Masand P, Han C, Pae CU. Will the Proteus sensor enhance adherence to aripiprazole or other antipsychotics? Expert Rev Neurother. 2017 Apr;17(4):319-321. PubMed PMID: 28132567.
Non-adherence is a big problem in persons with schizophrenia. Patient self-report and clinician impression have been shown to underestimate non-adherence. Can digital technology help to better monitor adherence?
On November 13, 2017, the United States Food and Drug Administration (FDA) approved a new product containing aripiprazole with a sensor with the brand name Abilify MyCite.
The product contains aripiprazole along with a sensor called an Ingestible Event Marker (IEM). When the pill is ingested by the patient, the sensor sends a signal to a patch that the patient wears on the left lower ribcage. This signal is then transmitted from the sensor on the ribcage to an app on a digital device (either a smartphone or a tablet). Together, this is called a Digital medicine system (DMS). The patient can give permission to caregivers and clinicians to access this information.
The product is approved by the FDA for the same indications as the drug (brand name Abilify).
The paper discussed here evaluated this Digital Management System. The aim was to evaluate the usability and acceptability of the system.
This was a multicenter, phase IIa, open-label study. Patients were not blinded and there was no control group.
Adult patients with schizophrenia were enrolled and treated with aripiprazole with sensor.
After enrollment, patients first entered a training phase consisting of three visits at one-week intervals.
This was followed by a five-week “independent phase”.
Sixty-seven patients with schizophrenia were enrolled in the study and 73% completed the study.
The mean age of the participants was about 47 years. The majority of them were male (75%) and black (76%).
Importantly, 70% of the patients were rated to be mildly ill.
Participants were asked to apply the wearable sensor, change it about once a week, and to pair it each time with the digital device.

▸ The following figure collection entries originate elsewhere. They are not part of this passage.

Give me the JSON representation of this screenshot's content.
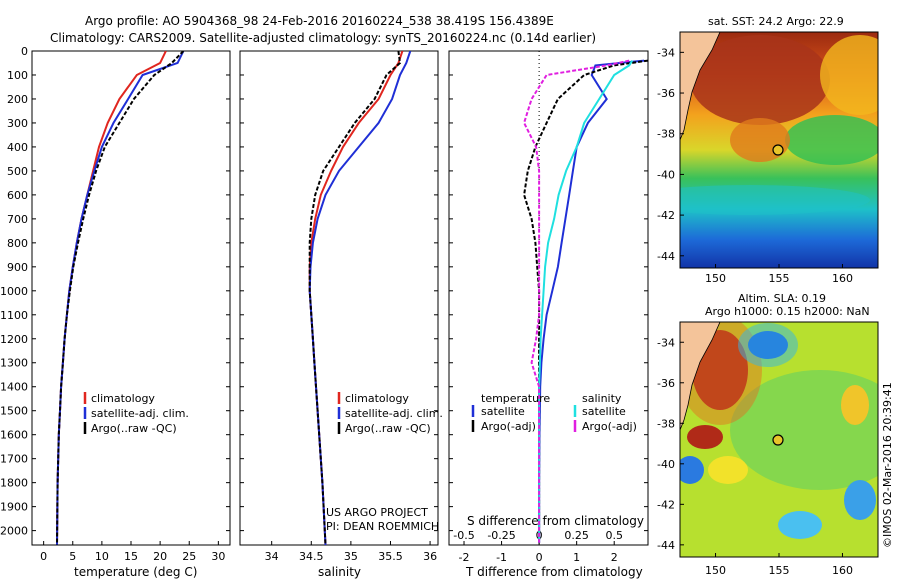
{
  "header": {
    "line1": "Argo profile: AO 5904368_98 24-Feb-2016 20160224_538 38.419S 156.4389E",
    "line2": "Climatology: CARS2009. Satellite-adjusted climatology: synTS_20160224.nc (0.14d earlier)"
  },
  "credit": "US ARGO PROJECT",
  "pi": "PI: DEAN ROEMMICH",
  "watermark": "©IMOS 02-Mar-2016 20:39:41",
  "colors": {
    "red": "#e0261f",
    "blue": "#1f2fd6",
    "black": "#000000",
    "cyan": "#1fe0e0",
    "magenta": "#e01fe0",
    "land": "#f4c49a"
  },
  "y_ticks": [
    "0",
    "100",
    "200",
    "300",
    "400",
    "500",
    "600",
    "700",
    "800",
    "900",
    "1000",
    "1100",
    "1200",
    "1300",
    "1400",
    "1500",
    "1600",
    "1700",
    "1800",
    "1900",
    "2000"
  ],
  "chart_data": [
    {
      "type": "line",
      "xlabel": "temperature (deg C)",
      "xlim": [
        -2,
        32
      ],
      "x_ticks": [
        "0",
        "5",
        "10",
        "15",
        "20",
        "25",
        "30"
      ],
      "ylim": [
        2060,
        0
      ],
      "legend": [
        "climatology",
        "satellite-adj. clim.",
        "Argo(..raw -QC)"
      ],
      "legend_placement": "lower-middle",
      "series": [
        {
          "name": "climatology",
          "color": "red",
          "x": [
            21,
            20,
            16,
            13,
            11,
            9.5,
            8.5,
            7.5,
            6.5,
            5.7,
            5,
            4.4,
            4,
            3.6,
            3.3,
            3,
            2.8,
            2.6,
            2.5,
            2.4,
            2.3
          ],
          "y": [
            0,
            50,
            100,
            200,
            300,
            400,
            500,
            600,
            700,
            800,
            900,
            1000,
            1100,
            1200,
            1300,
            1400,
            1500,
            1600,
            1700,
            1800,
            2060
          ]
        },
        {
          "name": "satellite-adj. clim.",
          "color": "blue",
          "x": [
            24,
            23,
            17,
            14.5,
            12,
            10,
            8.7,
            7.5,
            6.5,
            5.7,
            5,
            4.4,
            4,
            3.6,
            3.3,
            3,
            2.8,
            2.6,
            2.5,
            2.4,
            2.3
          ],
          "y": [
            0,
            50,
            100,
            200,
            300,
            400,
            500,
            600,
            700,
            800,
            900,
            1000,
            1100,
            1200,
            1300,
            1400,
            1500,
            1600,
            1700,
            1800,
            2060
          ]
        },
        {
          "name": "Argo(..raw -QC)",
          "color": "black",
          "x": [
            24,
            22,
            19,
            15.5,
            13,
            10.5,
            9,
            7.8,
            6.8,
            5.9,
            5.1,
            4.5,
            4,
            3.6,
            3.3,
            3,
            2.8,
            2.6,
            2.5,
            2.4,
            2.3
          ],
          "y": [
            0,
            50,
            100,
            200,
            300,
            400,
            500,
            600,
            700,
            800,
            900,
            1000,
            1100,
            1200,
            1300,
            1400,
            1500,
            1600,
            1700,
            1800,
            2060
          ]
        }
      ]
    },
    {
      "type": "line",
      "xlabel": "salinity",
      "xlim": [
        33.6,
        36.1
      ],
      "x_ticks": [
        "34",
        "34.5",
        "35",
        "35.5",
        "36"
      ],
      "ylim": [
        2060,
        0
      ],
      "legend": [
        "climatology",
        "satellite-adj. clim.",
        "Argo(..raw -QC)"
      ],
      "legend_placement": "lower-middle",
      "series": [
        {
          "name": "climatology",
          "color": "red",
          "x": [
            35.65,
            35.6,
            35.5,
            35.35,
            35.1,
            34.9,
            34.75,
            34.62,
            34.55,
            34.5,
            34.48,
            34.48,
            34.5,
            34.52,
            34.54,
            34.56,
            34.58,
            34.6,
            34.62,
            34.64,
            34.68
          ],
          "y": [
            0,
            50,
            100,
            200,
            300,
            400,
            500,
            600,
            700,
            800,
            900,
            1000,
            1100,
            1200,
            1300,
            1400,
            1500,
            1600,
            1700,
            1800,
            2060
          ]
        },
        {
          "name": "satellite-adj. clim.",
          "color": "blue",
          "x": [
            35.75,
            35.7,
            35.62,
            35.52,
            35.35,
            35.1,
            34.85,
            34.68,
            34.58,
            34.52,
            34.49,
            34.48,
            34.5,
            34.52,
            34.54,
            34.56,
            34.58,
            34.6,
            34.62,
            34.64,
            34.68
          ],
          "y": [
            0,
            50,
            100,
            200,
            300,
            400,
            500,
            600,
            700,
            800,
            900,
            1000,
            1100,
            1200,
            1300,
            1400,
            1500,
            1600,
            1700,
            1800,
            2060
          ]
        },
        {
          "name": "Argo(..raw -QC)",
          "color": "black",
          "x": [
            35.6,
            35.62,
            35.45,
            35.3,
            35.05,
            34.85,
            34.65,
            34.55,
            34.5,
            34.48,
            34.48,
            34.48,
            34.5,
            34.52,
            34.54,
            34.56,
            34.58,
            34.6,
            34.62,
            34.64,
            34.68
          ],
          "y": [
            0,
            50,
            100,
            200,
            300,
            400,
            500,
            600,
            700,
            800,
            900,
            1000,
            1100,
            1200,
            1300,
            1400,
            1500,
            1600,
            1700,
            1800,
            2060
          ]
        }
      ]
    },
    {
      "type": "line",
      "xlabel": "T difference from climatology",
      "xlabel_top": "S difference from climatology",
      "xlim": [
        -2.4,
        2.9
      ],
      "x_ticks": [
        "-2",
        "-1",
        "0",
        "1",
        "2"
      ],
      "x_ticks_top": [
        "-0.5",
        "-0.25",
        "0",
        "0.25",
        "0.5"
      ],
      "ylim": [
        2060,
        0
      ],
      "legend_t_title": "temperature",
      "legend_s_title": "salinity",
      "legend": [
        "satellite",
        "Argo(-adj)",
        "satellite",
        "Argo(-adj)"
      ],
      "series": [
        {
          "name": "satellite",
          "group": "temperature",
          "color": "blue",
          "x": [
            2.8,
            1.5,
            1.4,
            1.8,
            1.3,
            1.0,
            0.9,
            0.8,
            0.7,
            0.6,
            0.5,
            0.35,
            0.2,
            0.12,
            0.06,
            0.03,
            0.02,
            0.01,
            0.0,
            0.0
          ],
          "y": [
            40,
            60,
            100,
            200,
            300,
            400,
            500,
            600,
            700,
            800,
            900,
            1000,
            1100,
            1200,
            1300,
            1400,
            1500,
            1600,
            1800,
            2050
          ]
        },
        {
          "name": "Argo(-adj)",
          "group": "temperature",
          "color": "black",
          "x": [
            2.9,
            2.0,
            1.2,
            0.5,
            0.2,
            -0.1,
            -0.3,
            -0.4,
            -0.2,
            -0.1,
            -0.05,
            0.0,
            0.0,
            0.0,
            0.0,
            0.0,
            0.0,
            0.0,
            0.0,
            0.0
          ],
          "y": [
            40,
            60,
            100,
            200,
            300,
            400,
            500,
            600,
            700,
            800,
            900,
            1000,
            1100,
            1200,
            1300,
            1400,
            1500,
            1600,
            1800,
            2050
          ]
        },
        {
          "name": "satellite",
          "group": "salinity",
          "color": "cyan",
          "x": [
            0.62,
            0.6,
            0.5,
            0.4,
            0.3,
            0.25,
            0.18,
            0.13,
            0.1,
            0.06,
            0.04,
            0.03,
            0.02,
            0.01,
            0.005,
            0.0,
            0.0,
            0.0,
            0.0,
            0.0
          ],
          "y": [
            40,
            60,
            100,
            200,
            300,
            400,
            500,
            600,
            700,
            800,
            900,
            1000,
            1100,
            1200,
            1300,
            1400,
            1500,
            1600,
            1800,
            2050
          ]
        },
        {
          "name": "Argo(-adj)",
          "group": "salinity",
          "color": "magenta",
          "x": [
            0.6,
            0.45,
            0.05,
            -0.05,
            -0.1,
            -0.02,
            0.0,
            0.0,
            0.0,
            0.0,
            0.0,
            0.0,
            0.0,
            -0.02,
            -0.05,
            0.0,
            0.0,
            0.0,
            0.0,
            0.0
          ],
          "y": [
            40,
            60,
            100,
            200,
            300,
            400,
            500,
            600,
            700,
            800,
            900,
            1000,
            1100,
            1200,
            1300,
            1400,
            1500,
            1600,
            1800,
            2050
          ]
        }
      ]
    },
    {
      "type": "heatmap",
      "title": "sat. SST: 24.2  Argo: 22.9",
      "x_ticks": [
        "150",
        "155",
        "160"
      ],
      "y_ticks": [
        "-34",
        "-36",
        "-38",
        "-40",
        "-42",
        "-44"
      ],
      "argo_position": {
        "lon": 156.44,
        "lat": -38.42
      }
    },
    {
      "type": "heatmap",
      "title": "Altim. SLA: 0.19",
      "subtitle": "Argo h1000: 0.15 h2000: NaN",
      "x_ticks": [
        "150",
        "155",
        "160"
      ],
      "y_ticks": [
        "-34",
        "-36",
        "-38",
        "-40",
        "-42",
        "-44"
      ],
      "argo_position": {
        "lon": 156.44,
        "lat": -38.42
      }
    }
  ]
}
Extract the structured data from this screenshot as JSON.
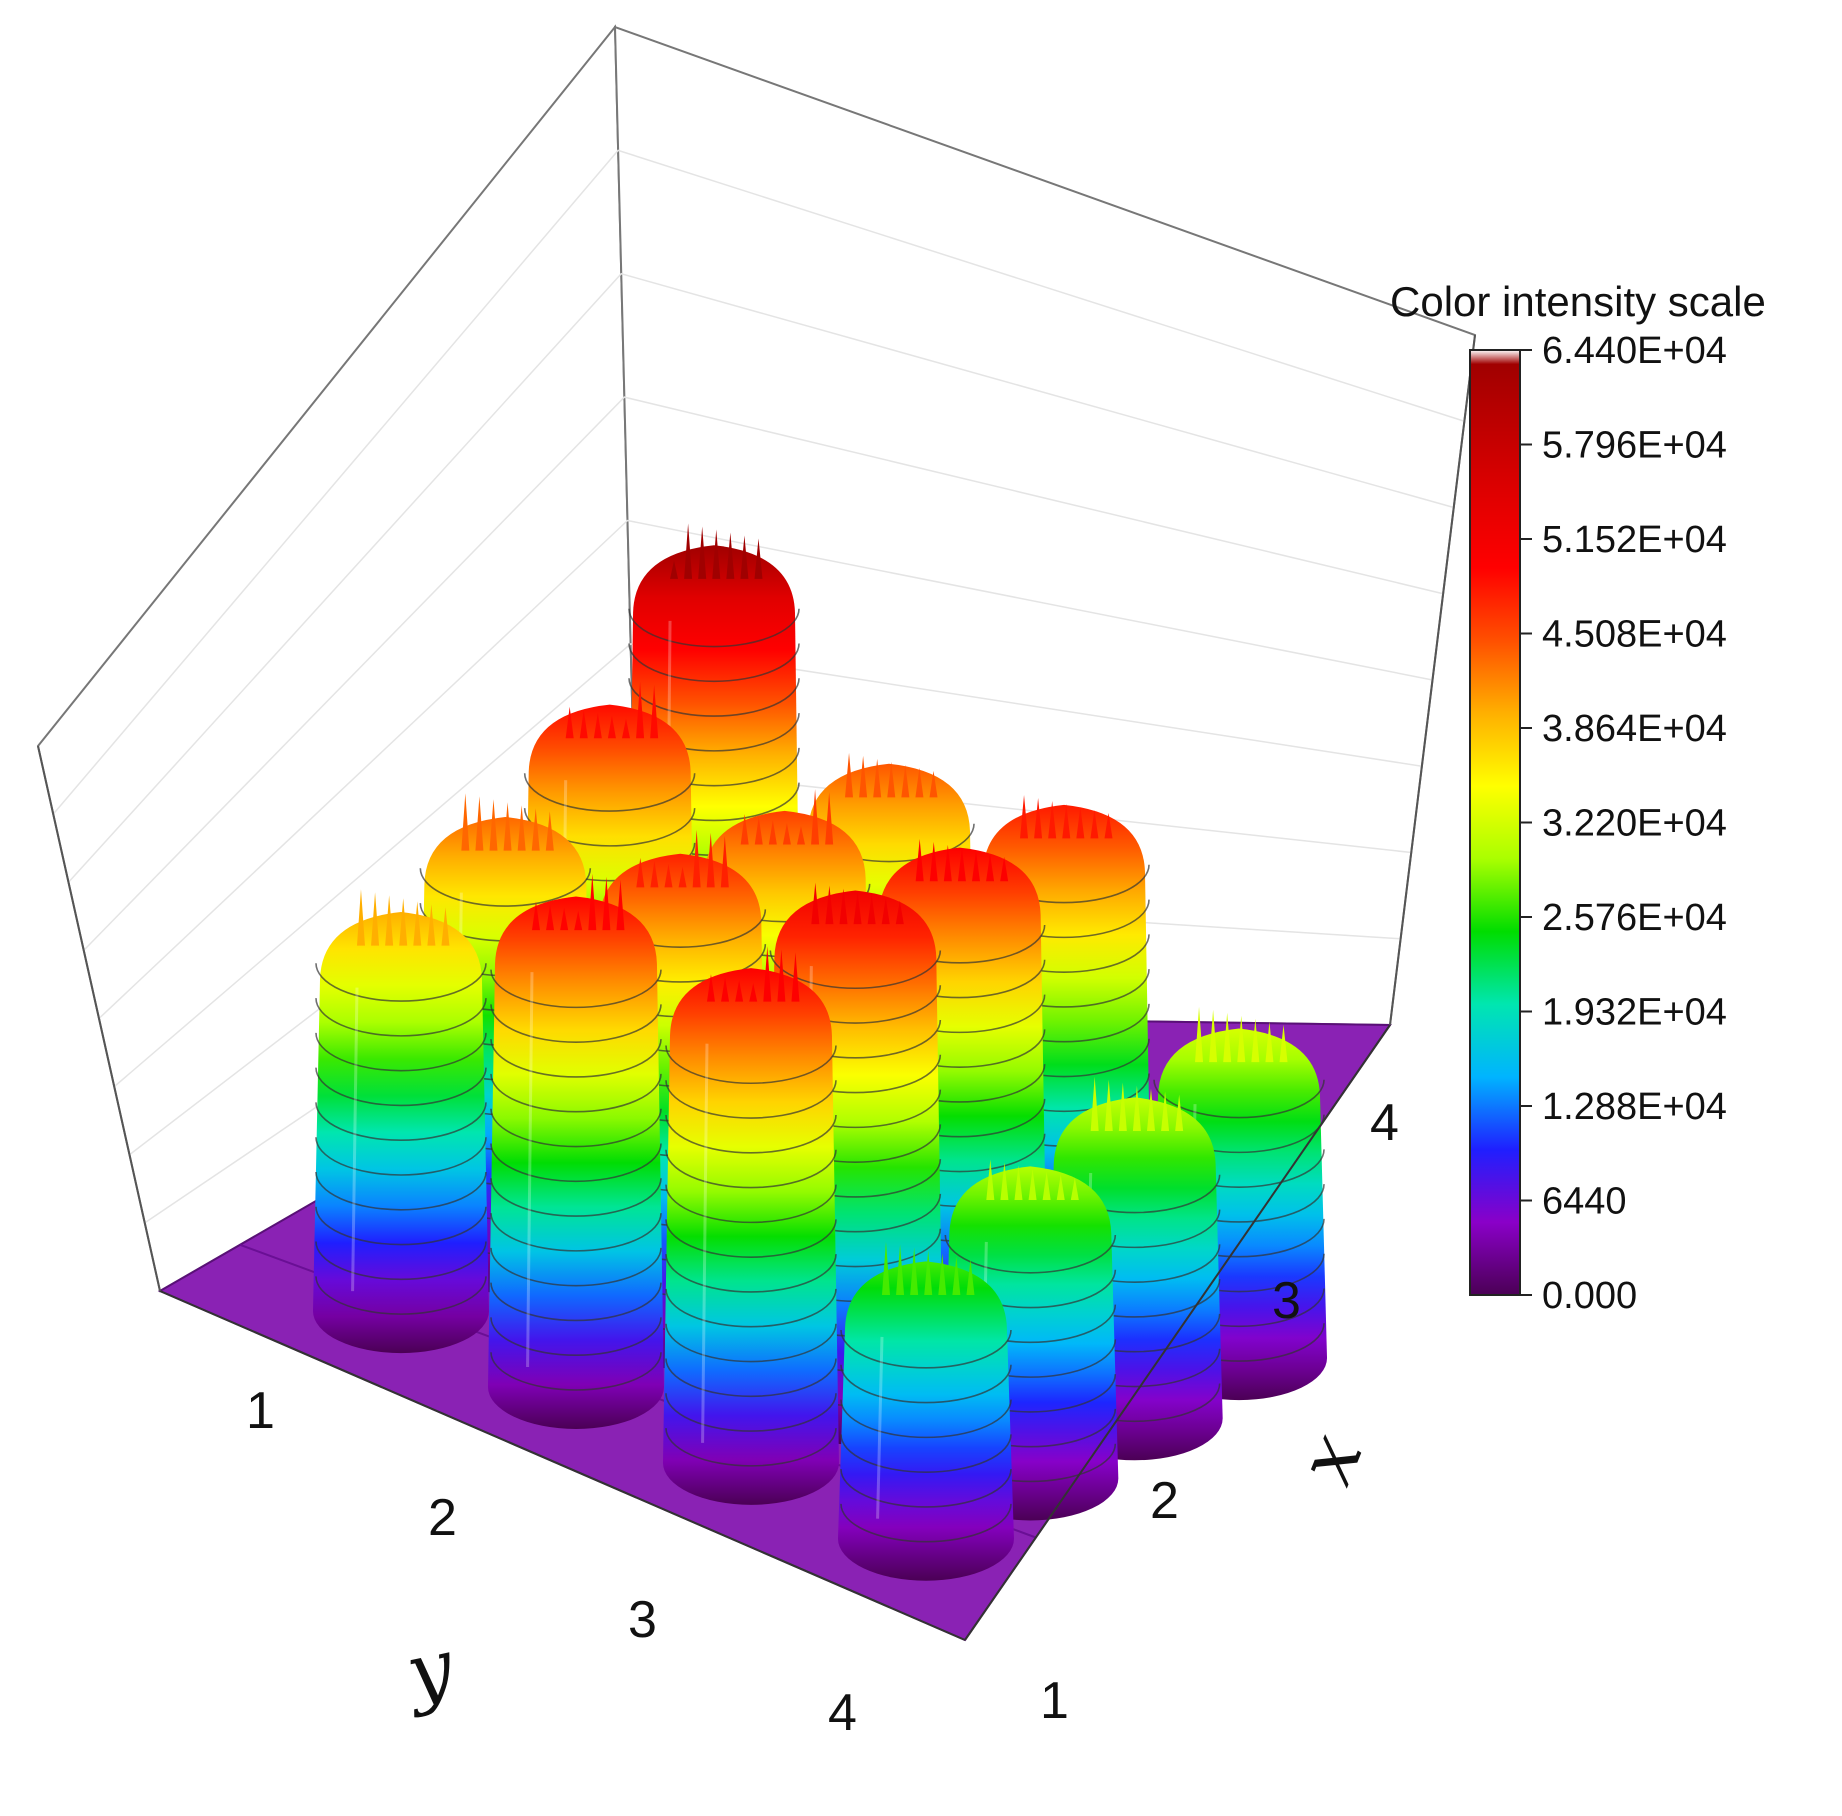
{
  "chart_data": {
    "type": "surface3d",
    "title": "",
    "xlabel": "x",
    "ylabel": "y",
    "x_ticks": [
      "1",
      "2",
      "3",
      "4"
    ],
    "y_ticks": [
      "1",
      "2",
      "3",
      "4"
    ],
    "colorbar": {
      "title": "Color intensity scale",
      "ticks": [
        "0.000",
        "6440",
        "1.288E+04",
        "1.932E+04",
        "2.576E+04",
        "3.220E+04",
        "3.864E+04",
        "4.508E+04",
        "5.152E+04",
        "5.796E+04",
        "6.440E+04"
      ],
      "range": [
        0,
        64400
      ],
      "colors": [
        "#4b0055",
        "#8a00c8",
        "#1f1fff",
        "#00b4ff",
        "#00e6b0",
        "#00dd00",
        "#aaff00",
        "#ffff00",
        "#ffb000",
        "#ff5000",
        "#ff0000",
        "#e00000",
        "#a00000",
        "#ffffff"
      ]
    },
    "peaks": [
      {
        "x": 1,
        "y": 1,
        "z": 64400
      },
      {
        "x": 2,
        "y": 1,
        "z": 53000
      },
      {
        "x": 3,
        "y": 1,
        "z": 47000
      },
      {
        "x": 4,
        "y": 1,
        "z": 43000
      },
      {
        "x": 1,
        "y": 2,
        "z": 48000
      },
      {
        "x": 2,
        "y": 2,
        "z": 49500
      },
      {
        "x": 3,
        "y": 2,
        "z": 51500
      },
      {
        "x": 4,
        "y": 2,
        "z": 53500
      },
      {
        "x": 1,
        "y": 3,
        "z": 52000
      },
      {
        "x": 2,
        "y": 3,
        "z": 54000
      },
      {
        "x": 3,
        "y": 3,
        "z": 56000
      },
      {
        "x": 4,
        "y": 3,
        "z": 54000
      },
      {
        "x": 1,
        "y": 4,
        "z": 35000
      },
      {
        "x": 2,
        "y": 4,
        "z": 34000
      },
      {
        "x": 3,
        "y": 4,
        "z": 33000
      },
      {
        "x": 4,
        "y": 4,
        "z": 29000
      }
    ]
  }
}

By the end of the study, 55% of the participants were able to do these tasks independently and another 27% were able to do them with minimal assistance.
The participants wore the wearable sensor for a median of 78% of the time in the trial.
At the last visit, 78% of patients reported being “somewhat satisfied,” “satisfied,” or “extremely satisfied” with the digital management system. But “somewhat satisfied” is a rating that may be easily achieved. Unfortunately, the percentage of patients who reported being “satisfied” or “extremely satisfied” was not reported in the paper.
The authors concluded that a high proportion of the participants were able to use the digital management system and reported satisfaction with it.
They also concluded that these data support the potential utility of the Digital Management System in clinical practice.
On the one hand, it is exciting and interesting to see this innovation in treatment. I am hopeful that in the future, significant improvements and innovations will occur in relation to digital technology that could help monitor adherence.
But with regard to this particular study, we must note that the participants were not particularly ill at the time of the study. Also, they were being paid to participate in the study. Lastly, the study lasted for only eight weeks. Yet, it was not uncommon for patients to not use the wearable sensor or to discontinue participation in the study (27% of those enrolled).
My concern is that the system may work the least in those who need it the most—patients who are more severely ill, who have worse insight, and who are more disorganized.
An Editorial about the potential utility of this sensor technology (Masand et al., 2017) noted several limitations of the study and of the technology:
- It will be difficult for the clinician to convince patients who are paranoid that the Digital Management System is not monitoring them in other ways—their thoughts, actions, etc.
- Managing the privacy issues around the collection and storage of personal health data on digital devices (smartphones, tablets) will be challenging.
- Using the Digital Management System is time-intensive
- The system may help to identify non-adherence, but doesn’t help to assess the reasons for it.
In addition to these concerns, it should also be noted that there is no data to suggest that use of the Digital Management System will achieve its intended goal of improving adherence to the medication.